Chinese manufacturing firms signalled that output stabilised in November, thereby ending a six-month sequence of reduction. Meanwhile, total new work continued to decline, and at a similarly modest rate to that seen in October, despite a pick up in new export business growth. Relatively soft overall client demand led firms to scale back their purchasing activity again in November, while inventories also declined. Deflationary pressures intensified over the month, as highlighted by sharper decreases in both input costs and output prices.
Adjusted for seasonal factors, the Purchasing Managers’ Index™ (PMI™) posted at 48.6 in November, up slightly from 48.3 in October. The health of the sector has now worsened in each of the past nine months. However, the latest deterioration was the weakest seen since June. The higher PMI reading was partly driven by a stabilisation of output volumes in November. This contrasted with reduced production in each of the prior six months. However, lower volumes of overall new work placed at Chinese manufacturers continued to weigh on the PMI figure.
The rate at which new orders declined was similar to that seen in October and moderate overall. Data indicated that weaker domestic demand had acted as a drag on new order books, as new export business expanded in November and at the quickest rate in 13 months. According to panellists, improved foreign client demand boosted new work from abroad.
Reflective of lower overall workloads, Chinese manufacturers reduced their purchasing activity again in November. That said, the pace of decline was the weakest in the current five-month sequence. Payroll numbers also fell during the month, albeit at the slowest rate since May. Lower staffing levels contributed to a seventh successive monthly increase in the amount of work-in-hand (but not yet completed). Though modest, the rate of accumulation was the strongest seen since March.
Firms were relatively cautious towards their inventory holdings, as highlighted by cuts to both stocks of inputs and post-production goods in November. While stocks of inputs continued to fall at a modest pace, it was the first time that inventories of finished goods had declined since July.
Average vendor performance improved for the first time in seven months in November. That said, the degree to which lead times shortened was only marginal.

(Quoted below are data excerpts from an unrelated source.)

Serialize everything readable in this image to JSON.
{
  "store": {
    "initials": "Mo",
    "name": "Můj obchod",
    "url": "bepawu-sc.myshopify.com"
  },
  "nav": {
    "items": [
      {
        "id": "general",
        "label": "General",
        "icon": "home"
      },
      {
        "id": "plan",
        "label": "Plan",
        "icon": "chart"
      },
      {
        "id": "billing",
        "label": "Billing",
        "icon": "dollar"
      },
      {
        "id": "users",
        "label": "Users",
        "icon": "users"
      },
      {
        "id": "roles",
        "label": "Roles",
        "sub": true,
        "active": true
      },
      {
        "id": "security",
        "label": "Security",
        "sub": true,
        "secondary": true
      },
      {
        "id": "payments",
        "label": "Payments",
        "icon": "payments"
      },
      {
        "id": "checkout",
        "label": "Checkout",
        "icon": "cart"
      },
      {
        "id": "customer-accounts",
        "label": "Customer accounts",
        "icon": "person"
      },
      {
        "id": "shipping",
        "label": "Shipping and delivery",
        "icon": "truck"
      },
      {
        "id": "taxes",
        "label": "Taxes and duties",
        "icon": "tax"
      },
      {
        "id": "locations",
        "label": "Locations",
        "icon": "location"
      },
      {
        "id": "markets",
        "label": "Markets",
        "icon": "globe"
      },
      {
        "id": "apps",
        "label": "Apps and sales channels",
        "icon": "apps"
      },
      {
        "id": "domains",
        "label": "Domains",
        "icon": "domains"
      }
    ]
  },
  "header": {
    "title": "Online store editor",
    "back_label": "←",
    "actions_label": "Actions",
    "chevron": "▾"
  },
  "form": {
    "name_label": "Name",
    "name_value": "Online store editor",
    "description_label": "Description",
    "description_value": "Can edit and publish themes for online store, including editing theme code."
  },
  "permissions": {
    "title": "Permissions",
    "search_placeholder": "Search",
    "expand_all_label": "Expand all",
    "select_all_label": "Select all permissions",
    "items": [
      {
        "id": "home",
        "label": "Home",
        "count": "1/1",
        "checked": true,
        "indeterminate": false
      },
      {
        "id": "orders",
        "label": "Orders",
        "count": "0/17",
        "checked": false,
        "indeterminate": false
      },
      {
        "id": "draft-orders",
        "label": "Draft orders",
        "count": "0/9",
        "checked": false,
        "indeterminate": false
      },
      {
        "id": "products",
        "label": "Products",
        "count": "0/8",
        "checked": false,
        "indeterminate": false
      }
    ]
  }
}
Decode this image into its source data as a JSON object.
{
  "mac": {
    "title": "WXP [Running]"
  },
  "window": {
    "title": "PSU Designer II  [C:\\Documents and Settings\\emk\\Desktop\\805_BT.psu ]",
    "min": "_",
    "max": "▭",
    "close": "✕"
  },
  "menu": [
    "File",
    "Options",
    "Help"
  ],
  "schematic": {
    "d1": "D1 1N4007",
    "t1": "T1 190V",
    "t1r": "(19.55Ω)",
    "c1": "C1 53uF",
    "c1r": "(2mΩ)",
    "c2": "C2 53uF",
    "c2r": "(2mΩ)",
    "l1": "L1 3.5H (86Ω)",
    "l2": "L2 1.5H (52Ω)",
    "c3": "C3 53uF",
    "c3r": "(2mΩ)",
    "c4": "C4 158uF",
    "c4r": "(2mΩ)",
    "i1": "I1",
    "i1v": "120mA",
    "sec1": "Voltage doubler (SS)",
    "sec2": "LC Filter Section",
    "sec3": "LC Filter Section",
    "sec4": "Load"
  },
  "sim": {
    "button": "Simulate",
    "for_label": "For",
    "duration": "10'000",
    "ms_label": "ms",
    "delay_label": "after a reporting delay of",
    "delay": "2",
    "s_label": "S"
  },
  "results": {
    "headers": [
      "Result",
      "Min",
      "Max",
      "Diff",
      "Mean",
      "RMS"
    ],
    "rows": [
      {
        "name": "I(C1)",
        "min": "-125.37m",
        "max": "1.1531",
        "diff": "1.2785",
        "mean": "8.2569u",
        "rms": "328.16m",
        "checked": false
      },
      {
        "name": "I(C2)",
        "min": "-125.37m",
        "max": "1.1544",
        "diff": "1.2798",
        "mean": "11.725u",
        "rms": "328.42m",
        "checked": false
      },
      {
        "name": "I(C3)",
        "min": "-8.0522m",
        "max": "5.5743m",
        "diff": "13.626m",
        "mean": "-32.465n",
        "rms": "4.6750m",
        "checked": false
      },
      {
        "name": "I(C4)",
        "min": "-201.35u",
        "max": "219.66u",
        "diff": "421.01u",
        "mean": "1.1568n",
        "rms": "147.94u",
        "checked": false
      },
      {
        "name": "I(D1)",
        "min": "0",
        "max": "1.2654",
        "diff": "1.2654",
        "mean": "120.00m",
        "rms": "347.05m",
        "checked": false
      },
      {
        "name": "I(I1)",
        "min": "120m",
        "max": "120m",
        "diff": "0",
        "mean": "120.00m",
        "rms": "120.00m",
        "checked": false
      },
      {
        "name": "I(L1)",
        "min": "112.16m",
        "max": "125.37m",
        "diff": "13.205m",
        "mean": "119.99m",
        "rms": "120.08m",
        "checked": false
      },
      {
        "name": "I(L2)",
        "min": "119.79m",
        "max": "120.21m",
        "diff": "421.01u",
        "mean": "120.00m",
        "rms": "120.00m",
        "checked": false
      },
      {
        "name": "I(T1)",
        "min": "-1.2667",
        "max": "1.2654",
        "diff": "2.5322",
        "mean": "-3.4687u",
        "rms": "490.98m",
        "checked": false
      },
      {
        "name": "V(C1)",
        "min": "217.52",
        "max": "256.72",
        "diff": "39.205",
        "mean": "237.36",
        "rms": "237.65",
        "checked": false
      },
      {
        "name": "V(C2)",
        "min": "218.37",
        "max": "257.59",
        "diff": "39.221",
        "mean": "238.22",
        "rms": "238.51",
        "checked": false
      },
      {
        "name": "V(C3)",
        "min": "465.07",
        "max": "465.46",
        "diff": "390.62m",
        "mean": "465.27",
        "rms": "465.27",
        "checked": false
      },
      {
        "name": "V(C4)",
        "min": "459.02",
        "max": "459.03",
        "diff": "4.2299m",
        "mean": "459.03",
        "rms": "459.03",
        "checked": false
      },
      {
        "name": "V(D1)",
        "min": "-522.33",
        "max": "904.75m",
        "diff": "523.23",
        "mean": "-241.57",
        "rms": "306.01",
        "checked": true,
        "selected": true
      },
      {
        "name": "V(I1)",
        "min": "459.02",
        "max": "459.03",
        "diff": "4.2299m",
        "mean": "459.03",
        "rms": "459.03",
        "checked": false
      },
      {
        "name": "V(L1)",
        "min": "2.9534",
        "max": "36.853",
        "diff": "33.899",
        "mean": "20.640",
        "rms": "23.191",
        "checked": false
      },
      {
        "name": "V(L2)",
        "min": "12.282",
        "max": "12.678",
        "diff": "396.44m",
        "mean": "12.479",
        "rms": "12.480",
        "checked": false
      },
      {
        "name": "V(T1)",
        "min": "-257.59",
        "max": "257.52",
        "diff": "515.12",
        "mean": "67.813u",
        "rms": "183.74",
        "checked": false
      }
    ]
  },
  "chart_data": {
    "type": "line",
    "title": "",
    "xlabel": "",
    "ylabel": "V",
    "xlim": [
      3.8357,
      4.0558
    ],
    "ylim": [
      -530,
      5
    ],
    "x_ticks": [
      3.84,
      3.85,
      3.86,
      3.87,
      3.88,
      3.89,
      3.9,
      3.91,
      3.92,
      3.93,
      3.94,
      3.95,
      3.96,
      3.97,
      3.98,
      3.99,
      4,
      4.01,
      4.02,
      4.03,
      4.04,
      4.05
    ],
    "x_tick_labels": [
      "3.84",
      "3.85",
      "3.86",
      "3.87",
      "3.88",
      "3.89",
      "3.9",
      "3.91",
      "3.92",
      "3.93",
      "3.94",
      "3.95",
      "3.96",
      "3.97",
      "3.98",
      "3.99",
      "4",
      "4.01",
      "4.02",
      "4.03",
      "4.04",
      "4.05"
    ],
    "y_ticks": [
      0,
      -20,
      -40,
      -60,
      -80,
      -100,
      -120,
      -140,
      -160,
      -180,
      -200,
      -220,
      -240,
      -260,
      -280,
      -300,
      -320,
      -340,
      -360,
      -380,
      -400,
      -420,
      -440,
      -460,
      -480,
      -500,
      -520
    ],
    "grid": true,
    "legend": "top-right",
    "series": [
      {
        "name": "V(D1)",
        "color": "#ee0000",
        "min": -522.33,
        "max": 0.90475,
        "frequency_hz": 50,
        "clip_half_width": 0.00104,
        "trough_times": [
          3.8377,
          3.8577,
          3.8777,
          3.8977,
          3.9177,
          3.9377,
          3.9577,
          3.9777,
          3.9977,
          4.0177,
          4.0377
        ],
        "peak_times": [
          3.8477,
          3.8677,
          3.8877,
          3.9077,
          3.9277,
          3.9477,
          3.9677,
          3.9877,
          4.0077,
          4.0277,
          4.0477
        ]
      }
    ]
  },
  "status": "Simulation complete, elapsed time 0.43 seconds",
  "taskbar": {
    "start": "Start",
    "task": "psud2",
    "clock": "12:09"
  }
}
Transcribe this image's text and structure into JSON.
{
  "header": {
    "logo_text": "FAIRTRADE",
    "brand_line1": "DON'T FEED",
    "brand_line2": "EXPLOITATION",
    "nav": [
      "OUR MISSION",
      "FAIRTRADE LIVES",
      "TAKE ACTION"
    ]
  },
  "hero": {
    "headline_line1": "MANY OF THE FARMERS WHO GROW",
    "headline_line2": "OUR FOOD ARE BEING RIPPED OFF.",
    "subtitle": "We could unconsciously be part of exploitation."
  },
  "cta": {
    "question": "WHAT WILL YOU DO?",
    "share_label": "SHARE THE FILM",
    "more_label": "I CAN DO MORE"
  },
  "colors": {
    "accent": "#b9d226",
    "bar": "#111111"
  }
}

Manufacturing companies operating in China signalled a further fall in average input prices in November amid widespread reports of lower raw material costs. Furthermore, the rate of reduction quickened to the sharpest in nine months. As part of attempts to improve sales, companies generally passed on any savings to clients in the form of lower selling prices. In line with the trend for input costs, the rate of discounting accelerated since October and was the fastest recorded in 20 months.
From the WSJ:
China’s official manufacturing purchasing managers index, a gauge of the nation’s factory activity, fell to 49.6 in November from 49.8 a month earlier, missing the median 49.9 forecast from a Wall Street Journal poll of 13 economists.
The reading was the lowest level since August 2012, when the index hit 49.2, and it also marks the fourth straight month below the 50 mark that separates manufacturing expansion from contraction. (…)
China’s official nonmanufacturing purchasing managers index, also released on Tuesday, rose to 53.6 in November from 53.1 in October.